Stati Uniti. Al di là del muro
Per decenni il confine tra Usa e Messico ha evocato scenari western, con una narrativa incentrata sulla legge da ripristinare. È il caso di Rio Bravo (Rio Grande), del 1950, di John Ford con John Wayne, Maureen O’Hara e Ben Johnson, capolavoro cinematografico visto da intere generazioni.
Gli stessi territori sono, di recente, tornati di attualità. C’è un grande flusso di bambini che attraversano il confine, guadando il famoso Rio Bravo, nome utilizzato in Messico per il fiume che gli americani chiamano Rio Grande. Una traversata biblica.
Secondo le autorità americane di frontiera sarebbero finora 60 mila i minori che hanno attraversato il confine tra Messico e Stati Uniti. Ma le stime ipotizzano di toccare quota 90 mila entro il 2015. Lo scopo: ricongiungersi ai familiari emigrati negli Usa.

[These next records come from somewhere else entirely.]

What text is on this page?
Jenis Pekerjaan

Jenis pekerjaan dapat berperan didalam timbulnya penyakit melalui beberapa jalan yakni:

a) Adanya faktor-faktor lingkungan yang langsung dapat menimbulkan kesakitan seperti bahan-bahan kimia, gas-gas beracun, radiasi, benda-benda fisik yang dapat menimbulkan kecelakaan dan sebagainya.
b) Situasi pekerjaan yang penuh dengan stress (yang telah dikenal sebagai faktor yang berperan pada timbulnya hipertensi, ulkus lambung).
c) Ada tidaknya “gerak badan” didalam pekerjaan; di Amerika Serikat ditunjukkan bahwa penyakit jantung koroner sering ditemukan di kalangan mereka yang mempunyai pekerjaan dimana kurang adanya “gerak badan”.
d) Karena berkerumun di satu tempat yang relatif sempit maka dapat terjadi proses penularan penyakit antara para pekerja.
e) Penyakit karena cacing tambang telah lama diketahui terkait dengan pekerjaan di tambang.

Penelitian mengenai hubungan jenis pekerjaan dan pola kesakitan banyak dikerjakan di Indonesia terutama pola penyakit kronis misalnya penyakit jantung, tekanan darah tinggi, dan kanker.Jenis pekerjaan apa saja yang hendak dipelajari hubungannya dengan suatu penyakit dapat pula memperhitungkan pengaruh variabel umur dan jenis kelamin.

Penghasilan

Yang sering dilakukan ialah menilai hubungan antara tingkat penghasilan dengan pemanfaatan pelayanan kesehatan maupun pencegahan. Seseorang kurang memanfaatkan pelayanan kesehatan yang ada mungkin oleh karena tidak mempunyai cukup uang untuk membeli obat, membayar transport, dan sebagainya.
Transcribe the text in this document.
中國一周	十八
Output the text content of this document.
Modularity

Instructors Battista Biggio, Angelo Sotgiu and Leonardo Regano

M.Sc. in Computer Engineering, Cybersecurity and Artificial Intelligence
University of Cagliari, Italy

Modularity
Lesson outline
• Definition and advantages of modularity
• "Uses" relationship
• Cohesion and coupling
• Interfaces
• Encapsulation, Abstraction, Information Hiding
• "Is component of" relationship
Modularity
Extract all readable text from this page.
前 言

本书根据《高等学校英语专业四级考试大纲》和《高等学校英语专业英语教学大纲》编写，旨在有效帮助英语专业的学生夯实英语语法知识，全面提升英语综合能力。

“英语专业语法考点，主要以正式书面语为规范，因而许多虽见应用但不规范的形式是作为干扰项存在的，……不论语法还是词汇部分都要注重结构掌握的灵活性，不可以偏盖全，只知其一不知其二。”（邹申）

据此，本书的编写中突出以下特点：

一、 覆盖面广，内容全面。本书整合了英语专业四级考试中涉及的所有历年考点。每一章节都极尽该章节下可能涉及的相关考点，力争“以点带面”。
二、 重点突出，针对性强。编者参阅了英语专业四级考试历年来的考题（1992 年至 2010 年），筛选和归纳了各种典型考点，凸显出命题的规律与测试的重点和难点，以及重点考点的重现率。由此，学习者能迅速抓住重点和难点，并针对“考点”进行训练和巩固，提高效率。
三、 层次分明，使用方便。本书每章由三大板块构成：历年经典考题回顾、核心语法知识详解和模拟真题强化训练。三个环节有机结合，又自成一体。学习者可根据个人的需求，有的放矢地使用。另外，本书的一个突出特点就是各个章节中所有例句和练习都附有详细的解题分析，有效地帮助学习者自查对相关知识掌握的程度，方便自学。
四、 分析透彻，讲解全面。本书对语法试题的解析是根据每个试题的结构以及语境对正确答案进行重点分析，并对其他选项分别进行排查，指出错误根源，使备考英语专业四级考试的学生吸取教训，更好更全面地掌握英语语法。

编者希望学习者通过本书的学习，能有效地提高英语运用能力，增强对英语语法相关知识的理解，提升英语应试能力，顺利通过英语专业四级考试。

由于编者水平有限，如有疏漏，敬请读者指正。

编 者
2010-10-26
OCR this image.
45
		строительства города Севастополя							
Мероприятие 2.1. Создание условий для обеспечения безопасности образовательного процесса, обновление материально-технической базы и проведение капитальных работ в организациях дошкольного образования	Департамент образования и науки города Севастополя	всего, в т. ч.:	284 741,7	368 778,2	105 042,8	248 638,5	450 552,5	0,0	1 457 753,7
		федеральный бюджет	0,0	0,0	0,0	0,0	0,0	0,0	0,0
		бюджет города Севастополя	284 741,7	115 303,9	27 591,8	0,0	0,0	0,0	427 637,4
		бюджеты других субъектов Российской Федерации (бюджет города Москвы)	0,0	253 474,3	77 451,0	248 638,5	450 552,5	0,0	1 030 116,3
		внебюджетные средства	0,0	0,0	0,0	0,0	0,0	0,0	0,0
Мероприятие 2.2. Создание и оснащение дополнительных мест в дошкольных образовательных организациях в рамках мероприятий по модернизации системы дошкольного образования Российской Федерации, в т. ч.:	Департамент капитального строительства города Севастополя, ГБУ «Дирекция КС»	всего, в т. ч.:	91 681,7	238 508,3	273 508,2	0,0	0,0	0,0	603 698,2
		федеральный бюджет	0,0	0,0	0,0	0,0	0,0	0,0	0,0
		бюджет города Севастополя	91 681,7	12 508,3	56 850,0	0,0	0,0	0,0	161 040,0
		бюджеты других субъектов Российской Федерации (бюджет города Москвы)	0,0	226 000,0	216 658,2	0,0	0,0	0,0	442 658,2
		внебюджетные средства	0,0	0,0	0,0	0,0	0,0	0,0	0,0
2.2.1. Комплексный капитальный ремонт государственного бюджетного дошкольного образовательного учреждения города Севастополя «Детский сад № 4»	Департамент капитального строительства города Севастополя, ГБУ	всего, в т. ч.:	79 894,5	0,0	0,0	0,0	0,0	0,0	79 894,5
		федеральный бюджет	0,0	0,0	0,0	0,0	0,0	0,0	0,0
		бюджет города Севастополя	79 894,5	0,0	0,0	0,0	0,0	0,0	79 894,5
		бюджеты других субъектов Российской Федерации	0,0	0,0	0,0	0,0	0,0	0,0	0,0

Paolo Mastrolilli, corrispondente per «La Stampa» dagli Stati Uniti, è stato uno dei pochi italiani a visitare i luoghi di questo esodo. «Sono stato tre giorni tra i centri di La Joya e McAllen, presso la parrocchia of Sacred Heart. La Joya è uno dei luoghi simbolo di questo fenomeno. Ai margini di questa città fu rinvenuto il cadavere di un bambino morto di sete durante la traversata. Una croce ne ricorda la tragica fine».
Msa. Chi sono questi bambini e da quali Paesi provengono?
Mastrolilli. Sono piccoli di ogni età, dai 2 anni in su. Provengono da El Salvador, Guatemala, Honduras e altri Paesi centro e sudamericani, escluso il Messico. Per gli illegali di questo Paese, la legge americana prevede l’immediata espulsione. Tutti gli altri vengono accompagnati al confine messicano da un parente e poi affidati ai coyotes, personaggi che li portano in territorio americano, eludendo la polizia di frontiera. A questo punto i bambini rimangono soli, a vagare per diverse miglia, fino a quando vengono individuati dalle guardie di frontiera e scortati nei centri di detenzione.
Cosa accade loro una volta rilasciati dal centro di detenzione federale?
Sono affidati a centri di accoglienza gestiti da realtà religiose (la Caritas è molto attiva) che si autofinanziano, oppure hanno stipulato accordi con il governo federale per assistere i minori. Chi ha un familiare viene ricongiunto. Gli altri rimangono nei centri statali per l’accoglienza.
Che clima c’è nella zona americana in merito a questi immigrati?
I residenti dei Paesi investiti dall’ondata migratoria hanno sviluppato una coscienza del fenomeno. Sono consapevoli che la maggior parte degli immigrati negli Stati Uniti arriva per lavorare e per assicurare un futuro ai propri figli.
Dietro questa ondata migratoria di ragazzi esiste la criminalità organizzata, oppure è un movimento spontaneo?
L’ondata migratoria dei ragazzi nel territorio americano è spontanea. Anche se, a volte, i narcos approfittano del flusso di entrata, che tiene impegnata la polizia di frontiera, per far passare carichi di droga. In fondo, il fenomeno ha alla radice la volontà del ricongiungimento familiare. Solo che, per numero e ampiezza, è sfuggito al controllo federale. Il tema emigrazione continuerà a tenere banco nel dibattito politico americano, e sarà centrale nella campagna presidenziale del 2016.
Ha avuto modo di parlare con qualche genitore?
Una donna mi ha confidato la sua gioia, dopo aver attraversato il confine con il figlio: «Spero che − ha detto commossa − possa frequentare la scuola e avere una vita felice».